ユーザーに権限をつけるフローに沿って、以下を名前の先頭につけるように命名規則を作りました。今後ユーザー周りの権限を作る際には、以下の命名規則に則ってリソースに名前をつけるようにします。
- ①IAMポリシー:user-policy-
- ②IAMロール:assumerole-
- ③IAMポリシー:assumerole-policy-
IAMポリシー
上記、命名規則を踏まえて作成したIAMポリシーはこちらです。
{
"Version": "2012-10-17",
"Statement": [
{
"Sid": "VisualEditor0",
"Effect": "Allow",
"Action": [
"iam:CreatePolicy",
"iam:ListPolicies",
"iam:CreateRole",
"iam:AttachRolePolicy",
"iam:PutRolePolicy",
"iam:CreatePolicyVersion"
],
"Resource": "*"
},
{
"Sid": "VisualEditor1",
"Effect": "Deny",
"Action": "iam:AttachRolePolicy",
"Resource": "arn:aws:iam::<アカウントID>:role/assumerole-*"
},
{
"Sid": "VisualEditor2",
"Effect": "Deny",
"Action": "iam:CreatePolicyVersion",
"Resource": [
"arn:aws:iam::<アカウントID>:policy/user-policy-*",
"arn:aws:iam::<アカウントID>:policy/assumerole-policy-*"
]
}
]
}
明示的なDenyで、ユーザーの権限に使っているリソースの編集はできないようになりました。

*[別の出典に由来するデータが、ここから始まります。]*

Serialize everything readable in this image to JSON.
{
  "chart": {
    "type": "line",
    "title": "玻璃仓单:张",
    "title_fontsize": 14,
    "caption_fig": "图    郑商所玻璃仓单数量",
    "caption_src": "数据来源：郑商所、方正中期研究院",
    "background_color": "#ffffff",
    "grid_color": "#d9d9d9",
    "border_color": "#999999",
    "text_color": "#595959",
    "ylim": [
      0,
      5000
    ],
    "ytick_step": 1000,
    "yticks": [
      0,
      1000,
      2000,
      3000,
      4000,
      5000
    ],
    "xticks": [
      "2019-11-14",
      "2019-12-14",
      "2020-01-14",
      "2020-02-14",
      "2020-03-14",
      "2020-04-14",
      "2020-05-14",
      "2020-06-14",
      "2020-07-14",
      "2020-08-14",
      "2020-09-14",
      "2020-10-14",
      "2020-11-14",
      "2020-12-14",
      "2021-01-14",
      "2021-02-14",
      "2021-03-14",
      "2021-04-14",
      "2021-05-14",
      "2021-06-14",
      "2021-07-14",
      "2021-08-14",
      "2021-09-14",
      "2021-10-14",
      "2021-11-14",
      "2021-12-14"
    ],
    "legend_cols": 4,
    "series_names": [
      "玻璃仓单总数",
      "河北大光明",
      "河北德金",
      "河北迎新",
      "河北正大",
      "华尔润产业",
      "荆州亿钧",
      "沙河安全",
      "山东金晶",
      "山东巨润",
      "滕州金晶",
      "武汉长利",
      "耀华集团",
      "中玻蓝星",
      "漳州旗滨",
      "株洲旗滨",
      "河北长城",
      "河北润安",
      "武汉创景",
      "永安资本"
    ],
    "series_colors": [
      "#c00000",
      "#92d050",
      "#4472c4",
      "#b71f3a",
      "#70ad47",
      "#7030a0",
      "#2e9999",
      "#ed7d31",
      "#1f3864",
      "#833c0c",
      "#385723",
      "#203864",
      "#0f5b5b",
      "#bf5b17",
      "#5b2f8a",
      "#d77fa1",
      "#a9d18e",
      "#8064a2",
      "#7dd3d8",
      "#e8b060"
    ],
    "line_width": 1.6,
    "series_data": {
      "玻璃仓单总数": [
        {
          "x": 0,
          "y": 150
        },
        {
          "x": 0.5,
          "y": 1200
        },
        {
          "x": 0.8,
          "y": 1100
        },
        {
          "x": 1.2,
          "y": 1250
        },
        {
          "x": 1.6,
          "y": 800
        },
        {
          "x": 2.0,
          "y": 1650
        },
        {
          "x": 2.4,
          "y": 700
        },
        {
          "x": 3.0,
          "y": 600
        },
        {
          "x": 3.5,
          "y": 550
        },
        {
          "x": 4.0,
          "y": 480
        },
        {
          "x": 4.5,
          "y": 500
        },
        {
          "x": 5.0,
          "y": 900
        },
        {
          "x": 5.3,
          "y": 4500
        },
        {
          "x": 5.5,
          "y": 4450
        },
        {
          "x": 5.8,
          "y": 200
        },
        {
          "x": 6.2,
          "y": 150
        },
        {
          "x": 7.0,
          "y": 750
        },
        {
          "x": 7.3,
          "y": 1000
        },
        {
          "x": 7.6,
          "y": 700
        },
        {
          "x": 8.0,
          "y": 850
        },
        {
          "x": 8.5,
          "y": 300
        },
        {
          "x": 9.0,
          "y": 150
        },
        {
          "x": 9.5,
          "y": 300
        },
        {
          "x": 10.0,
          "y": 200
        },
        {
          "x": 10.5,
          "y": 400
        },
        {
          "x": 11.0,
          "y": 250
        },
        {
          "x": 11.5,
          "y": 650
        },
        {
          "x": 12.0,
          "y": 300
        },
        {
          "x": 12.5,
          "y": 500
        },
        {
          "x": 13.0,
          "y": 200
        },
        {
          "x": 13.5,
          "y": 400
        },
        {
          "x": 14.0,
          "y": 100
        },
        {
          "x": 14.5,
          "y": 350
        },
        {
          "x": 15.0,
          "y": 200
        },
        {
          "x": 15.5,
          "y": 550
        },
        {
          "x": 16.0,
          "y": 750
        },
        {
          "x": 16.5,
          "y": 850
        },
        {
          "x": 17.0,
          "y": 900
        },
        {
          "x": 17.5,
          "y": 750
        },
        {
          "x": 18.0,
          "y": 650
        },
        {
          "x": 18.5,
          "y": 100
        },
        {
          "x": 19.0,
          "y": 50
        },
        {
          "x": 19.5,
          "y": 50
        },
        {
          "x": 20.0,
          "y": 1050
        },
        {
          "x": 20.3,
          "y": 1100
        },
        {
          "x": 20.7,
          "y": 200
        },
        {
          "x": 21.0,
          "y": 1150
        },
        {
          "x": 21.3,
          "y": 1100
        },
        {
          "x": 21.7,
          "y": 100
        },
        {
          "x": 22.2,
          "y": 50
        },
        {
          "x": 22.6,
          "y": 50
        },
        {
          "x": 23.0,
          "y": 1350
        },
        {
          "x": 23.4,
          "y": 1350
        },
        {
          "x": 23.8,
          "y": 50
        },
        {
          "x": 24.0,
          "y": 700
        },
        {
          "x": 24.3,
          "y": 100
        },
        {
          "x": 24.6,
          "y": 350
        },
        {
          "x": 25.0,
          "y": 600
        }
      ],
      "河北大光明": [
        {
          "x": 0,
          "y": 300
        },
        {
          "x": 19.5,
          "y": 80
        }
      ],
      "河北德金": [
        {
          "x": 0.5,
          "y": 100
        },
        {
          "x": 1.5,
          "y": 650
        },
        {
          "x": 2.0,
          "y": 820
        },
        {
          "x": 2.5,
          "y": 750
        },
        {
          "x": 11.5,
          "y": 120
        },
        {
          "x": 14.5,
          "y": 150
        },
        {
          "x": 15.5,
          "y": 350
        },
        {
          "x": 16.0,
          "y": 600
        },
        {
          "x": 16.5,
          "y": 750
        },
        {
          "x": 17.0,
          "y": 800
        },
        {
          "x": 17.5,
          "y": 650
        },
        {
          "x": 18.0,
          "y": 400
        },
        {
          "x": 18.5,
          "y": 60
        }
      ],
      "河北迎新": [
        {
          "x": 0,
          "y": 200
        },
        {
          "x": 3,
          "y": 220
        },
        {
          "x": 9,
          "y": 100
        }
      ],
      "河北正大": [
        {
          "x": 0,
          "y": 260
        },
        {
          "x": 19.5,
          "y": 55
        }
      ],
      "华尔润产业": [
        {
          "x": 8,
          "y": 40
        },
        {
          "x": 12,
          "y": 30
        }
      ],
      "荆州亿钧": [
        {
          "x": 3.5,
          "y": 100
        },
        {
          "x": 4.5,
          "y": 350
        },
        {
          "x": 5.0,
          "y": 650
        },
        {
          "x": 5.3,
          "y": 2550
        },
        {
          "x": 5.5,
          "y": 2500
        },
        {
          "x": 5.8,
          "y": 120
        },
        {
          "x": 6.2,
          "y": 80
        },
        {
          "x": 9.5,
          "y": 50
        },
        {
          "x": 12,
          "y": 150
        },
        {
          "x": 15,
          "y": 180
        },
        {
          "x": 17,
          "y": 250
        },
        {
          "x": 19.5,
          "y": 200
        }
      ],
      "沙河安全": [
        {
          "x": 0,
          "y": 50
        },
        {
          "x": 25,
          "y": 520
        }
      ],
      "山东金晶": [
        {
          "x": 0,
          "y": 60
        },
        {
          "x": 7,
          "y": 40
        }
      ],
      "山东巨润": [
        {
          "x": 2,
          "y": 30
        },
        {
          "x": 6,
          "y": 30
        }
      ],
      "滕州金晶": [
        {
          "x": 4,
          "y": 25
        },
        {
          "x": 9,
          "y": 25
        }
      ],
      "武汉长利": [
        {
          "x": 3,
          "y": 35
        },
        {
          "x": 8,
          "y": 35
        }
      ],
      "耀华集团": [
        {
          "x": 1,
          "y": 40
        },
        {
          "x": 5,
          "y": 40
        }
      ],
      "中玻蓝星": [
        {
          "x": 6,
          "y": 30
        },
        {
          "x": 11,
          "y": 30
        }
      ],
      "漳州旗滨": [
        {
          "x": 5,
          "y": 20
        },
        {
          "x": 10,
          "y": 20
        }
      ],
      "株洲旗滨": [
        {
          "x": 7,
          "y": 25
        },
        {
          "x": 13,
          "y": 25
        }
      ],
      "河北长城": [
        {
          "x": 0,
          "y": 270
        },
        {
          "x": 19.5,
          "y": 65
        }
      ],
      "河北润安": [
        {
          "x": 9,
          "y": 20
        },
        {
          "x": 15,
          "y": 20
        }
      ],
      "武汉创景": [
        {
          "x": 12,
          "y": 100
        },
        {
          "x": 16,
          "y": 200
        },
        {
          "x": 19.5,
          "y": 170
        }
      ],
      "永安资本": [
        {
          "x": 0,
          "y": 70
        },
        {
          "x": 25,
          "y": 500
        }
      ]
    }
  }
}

ここで上記で制定した命名規則が役に立ってきます。優先順位の関係で、Denyで指定しているリソース以外のロールの更新、ポリシーの更新はできるというようになります。
ここで問題が
上記のように、改変されたくないリソースの命名規則を決めて、そのリソースを改変できないようにするだけでは、adminポリシーをアタッチしたIAMロールを作ってしまえば、なんでもできてしまいます。そうなると、IAMのアクションを含むポリシーの作成をできなくしたり、既存のポリシーからもIAMの操作を含むポリシーはアタッチできないようにする必要がありそうです。
また、これだと自分とは関係ないポリシーやロールも変え放題ですね。複数のプロジェクトが混在しているAWSだと、命名規則を設定して、このプロジェクトに関するのだけ変えられるようにしないといけないです。
改めて結論
上記のIAMポリシーだと抜け道ができてしまっているので、改良が必要です。やっぱりIAM関連はインフラ管理者に依頼して作ってもらうほうが良いのかもしれないと思えてきました。
おわりに
Lambda関数を作成したい開発者に付与するIAMポリシーについて考えてみました!最初はインフラ管理者に提案するぞと意気込んで始めましたが、解決できるポリシーを見つけることができませんでした。
ただ、AWSのIAMについて勉強するいい機会にはなりました。これまでLambdaにつけるIAMポリシーはよく作ってきましたが、Lambdaにつける権限はSDKで使うアクションを追加していくだけなので、そんなに深く考えることがありませんでした。結局はLambdaに権限をつけるのと同じと言えば同じなのですが、この操作にどんな権限がいるのか考えていくのは大変な作業だなと感じました。